I really like fish. But my kids – not very. Of course, they eat it, but very selectively. And if I need to feed them with this useful product, then I always have one great proven recipe in service. Your attention to the way of cooking delicious fish soufflé.

This dish turns out to be very airy and tender, quite nourishing and nutritious, and most importantly – very pleasant to the taste. That is why the children not only do not refuse it, but always eat with great pleasure.
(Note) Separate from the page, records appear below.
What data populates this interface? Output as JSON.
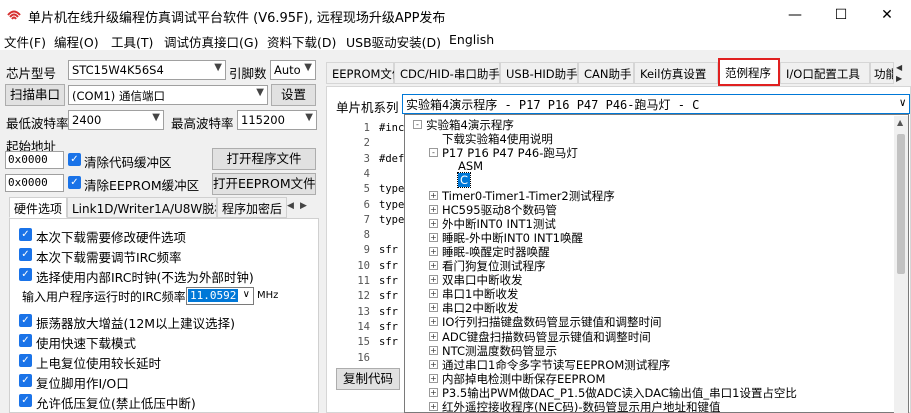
{
  "window": {
    "title": "单片机在线升级编程仿真调试平台软件 (V6.95F), 远程现场升级APP发布",
    "minimize": "—",
    "maximize": "☐",
    "close": "✕"
  },
  "menu": [
    "文件(F)",
    "编程(O)",
    "工具(T)",
    "调试仿真接口(G)",
    "资料下载(D)",
    "USB驱动安装(D)",
    "English"
  ],
  "left": {
    "chip_label": "芯片型号",
    "chip_value": "STC15W4K56S4",
    "pin_label": "引脚数",
    "pin_value": "Auto",
    "scan_button": "扫描串口",
    "port_value": "(COM1) 通信端口",
    "settings_button": "设置",
    "min_baud_label": "最低波特率",
    "min_baud_value": "2400",
    "max_baud_label": "最高波特率",
    "max_baud_value": "115200",
    "start_addr_label": "起始地址",
    "addr1": "0x0000",
    "clear_code": "清除代码缓冲区",
    "open_program": "打开程序文件",
    "addr2": "0x0000",
    "clear_eeprom": "清除EEPROM缓冲区",
    "open_eeprom": "打开EEPROM文件",
    "tabs": [
      "硬件选项",
      "Link1D/Writer1A/U8W脱机",
      "程序加密后"
    ],
    "options": [
      "本次下载需要修改硬件选项",
      "本次下载需要调节IRC频率",
      "选择使用内部IRC时钟(不选为外部时钟)"
    ],
    "irc_label": "输入用户程序运行时的IRC频率",
    "irc_value": "11.0592",
    "irc_unit": "MHz",
    "options2": [
      "振荡器放大增益(12M以上建议选择)",
      "使用快速下载模式",
      "上电复位使用较长延时",
      "复位脚用作I/O口",
      "允许低压复位(禁止低压中断)"
    ]
  },
  "right": {
    "tabs": [
      "EEPROM文件",
      "CDC/HID-串口助手",
      "USB-HID助手",
      "CAN助手",
      "Keil仿真设置",
      "范例程序",
      "I/O口配置工具",
      "功能"
    ],
    "series_label": "单片机系列",
    "series_value": "实验箱4演示程序 - P17 P16 P47 P46-跑马灯 - C",
    "line_numbers": [
      "1",
      "2",
      "3",
      "4",
      "5",
      "6",
      "7",
      "8",
      "9",
      "10",
      "11",
      "12",
      "13",
      "14",
      "15",
      "16"
    ],
    "code_lines": [
      "#inc",
      "",
      "#def",
      "",
      "type",
      "type",
      "type",
      "",
      "sfr",
      "sfr",
      "sfr",
      "sfr",
      "sfr",
      "sfr",
      "sfr",
      ""
    ],
    "copy_button": "复制代码",
    "tree": [
      {
        "level": 0,
        "box": "-",
        "text": "实验箱4演示程序"
      },
      {
        "level": 1,
        "box": "",
        "text": "下载实验箱4使用说明"
      },
      {
        "level": 1,
        "box": "-",
        "text": "P17 P16 P47 P46-跑马灯"
      },
      {
        "level": 2,
        "box": "",
        "text": "ASM"
      },
      {
        "level": 2,
        "box": "",
        "text": "C",
        "selected": true
      },
      {
        "level": 1,
        "box": "+",
        "text": "Timer0-Timer1-Timer2测试程序"
      },
      {
        "level": 1,
        "box": "+",
        "text": "HC595驱动8个数码管"
      },
      {
        "level": 1,
        "box": "+",
        "text": "外中断INT0 INT1测试"
      },
      {
        "level": 1,
        "box": "+",
        "text": "睡眠-外中断INT0 INT1唤醒"
      },
      {
        "level": 1,
        "box": "+",
        "text": "睡眠-唤醒定时器唤醒"
      },
      {
        "level": 1,
        "box": "+",
        "text": "看门狗复位测试程序"
      },
      {
        "level": 1,
        "box": "+",
        "text": "双串口中断收发"
      },
      {
        "level": 1,
        "box": "+",
        "text": "串口1中断收发"
      },
      {
        "level": 1,
        "box": "+",
        "text": "串口2中断收发"
      },
      {
        "level": 1,
        "box": "+",
        "text": "IO行列扫描键盘数码管显示键值和调整时间"
      },
      {
        "level": 1,
        "box": "+",
        "text": "ADC键盘扫描数码管显示键值和调整时间"
      },
      {
        "level": 1,
        "box": "+",
        "text": "NTC测温度数码管显示"
      },
      {
        "level": 1,
        "box": "+",
        "text": "通过串口1命令多字节读写EEPROM测试程序"
      },
      {
        "level": 1,
        "box": "+",
        "text": "内部掉电检测中断保存EEPROM"
      },
      {
        "level": 1,
        "box": "+",
        "text": "P3.5输出PWM做DAC_P1.5做ADC读入DAC输出值_串口1设置占空比"
      },
      {
        "level": 1,
        "box": "+",
        "text": "红外遥控接收程序(NEC码)-数码管显示用户地址和键值"
      }
    ]
  },
  "colors": {
    "accent": "#1a73e8",
    "highlight": "#e02020",
    "selected": "#0078d7"
  }
}
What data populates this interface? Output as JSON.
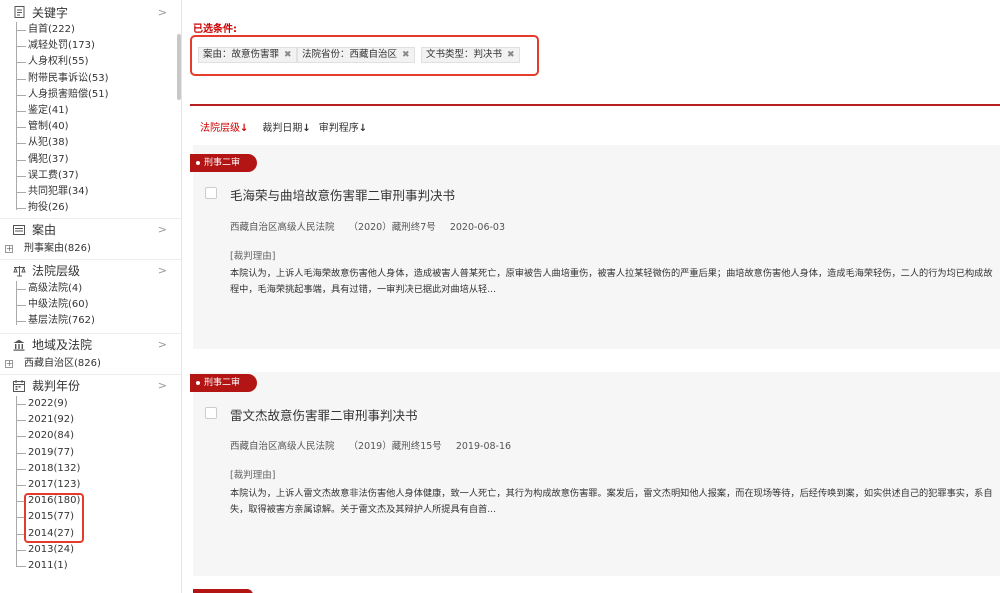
{
  "sidebar": {
    "keyword": {
      "title": "关键字",
      "items": [
        "自首(222)",
        "减轻处罚(173)",
        "人身权利(55)",
        "附带民事诉讼(53)",
        "人身损害赔偿(51)",
        "鉴定(41)",
        "管制(40)",
        "从犯(38)",
        "偶犯(37)",
        "误工费(37)",
        "共同犯罪(34)",
        "拘役(26)"
      ]
    },
    "case_cause": {
      "title": "案由",
      "items": [
        "刑事案由(826)"
      ]
    },
    "court_level": {
      "title": "法院层级",
      "items": [
        "高级法院(4)",
        "中级法院(60)",
        "基层法院(762)"
      ]
    },
    "region": {
      "title": "地域及法院",
      "items": [
        "西藏自治区(826)"
      ]
    },
    "year": {
      "title": "裁判年份",
      "items": [
        "2022(9)",
        "2021(92)",
        "2020(84)",
        "2019(77)",
        "2018(132)",
        "2017(123)",
        "2016(180)",
        "2015(77)",
        "2014(27)",
        "2013(24)",
        "2011(1)"
      ]
    },
    "chevron": ">"
  },
  "filters": {
    "label": "已选条件:",
    "chips": [
      "案由：故意伤害罪",
      "法院省份：西藏自治区",
      "文书类型：判决书"
    ],
    "remove_glyph": "✖"
  },
  "sort": {
    "items": [
      {
        "label": "法院层级",
        "arrow": "↓"
      },
      {
        "label": "裁判日期",
        "arrow": "↓"
      },
      {
        "label": "审判程序",
        "arrow": "↓"
      }
    ]
  },
  "results": [
    {
      "tag": "刑事二审",
      "title": "毛海荣与曲培故意伤害罪二审刑事判决书",
      "court": "西藏自治区高级人民法院",
      "case_no": "（2020）藏刑终7号",
      "date": "2020-06-03",
      "reason_label": "[裁判理由]",
      "text_line1": "本院认为，上诉人毛海荣故意伤害他人身体，造成被害人普某死亡，原审被告人曲培重伤，被害人拉某轻微伤的严重后果；曲培故意伤害他人身体，造成毛海荣轻伤，二人的行为均已构成故",
      "text_line2": "程中，毛海荣挑起事端，具有过错，一审判决已据此对曲培从轻..."
    },
    {
      "tag": "刑事二审",
      "title": "雷文杰故意伤害罪二审刑事判决书",
      "court": "西藏自治区高级人民法院",
      "case_no": "（2019）藏刑终15号",
      "date": "2019-08-16",
      "reason_label": "[裁判理由]",
      "text_line1": "本院认为，上诉人雷文杰故意非法伤害他人身体健康，致一人死亡，其行为构成故意伤害罪。案发后，雷文杰明知他人报案，而在现场等待，后经传唤到案，如实供述自己的犯罪事实，系自",
      "text_line2": "失，取得被害方亲属谅解。关于雷文杰及其辩护人所提具有自首..."
    }
  ],
  "colors": {
    "accent": "#b31515",
    "highlight": "#e53b2c"
  }
}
Well, since my mother doesn’t need anything else for complete happiness, I occasionally (as soon as I’re lucky to buy a decent fish) cook my children this delicious and healthy dish.

To prepare a fish souffle, you must prepare:

The difficulty of cooking: everything is simple enough

Required time for cooking fish soufflé: 45 minutes

We start with the fact that we peel and dice potatoes – we just need to boil it until ready in sufficient quantity of salted water.

When the potatoes are ready, they need to be removed with a slotted spoon, and in the same water, send pieces of fish fillet to cook for just a couple of minutes.

Slightly chilled potatoes and boiled fish pieces are now laid out in the blender bowl.

Add there a little softened butter, let on a pinch of salt and pepper and transform everything into a homogeneous mass.

Now egg whites. They need to be whipped (preferably with a small pinch of salt) into a strong foam.

It remains to gently introduce the protein foam into the minced fish, stirring with a regular spoon.

By this time, the oven should already be heated – we need a temperature of 180 degrees.

Protein-fish mass is spread in oil-greased refractory forms, filling them up to на of height.

We bake the souffle for 25-30 minutes – it will be covered with a delicious golden crust.

You can serve it in tins, you can turn it over and put it on plates, or you can just spread it on a piece of bread.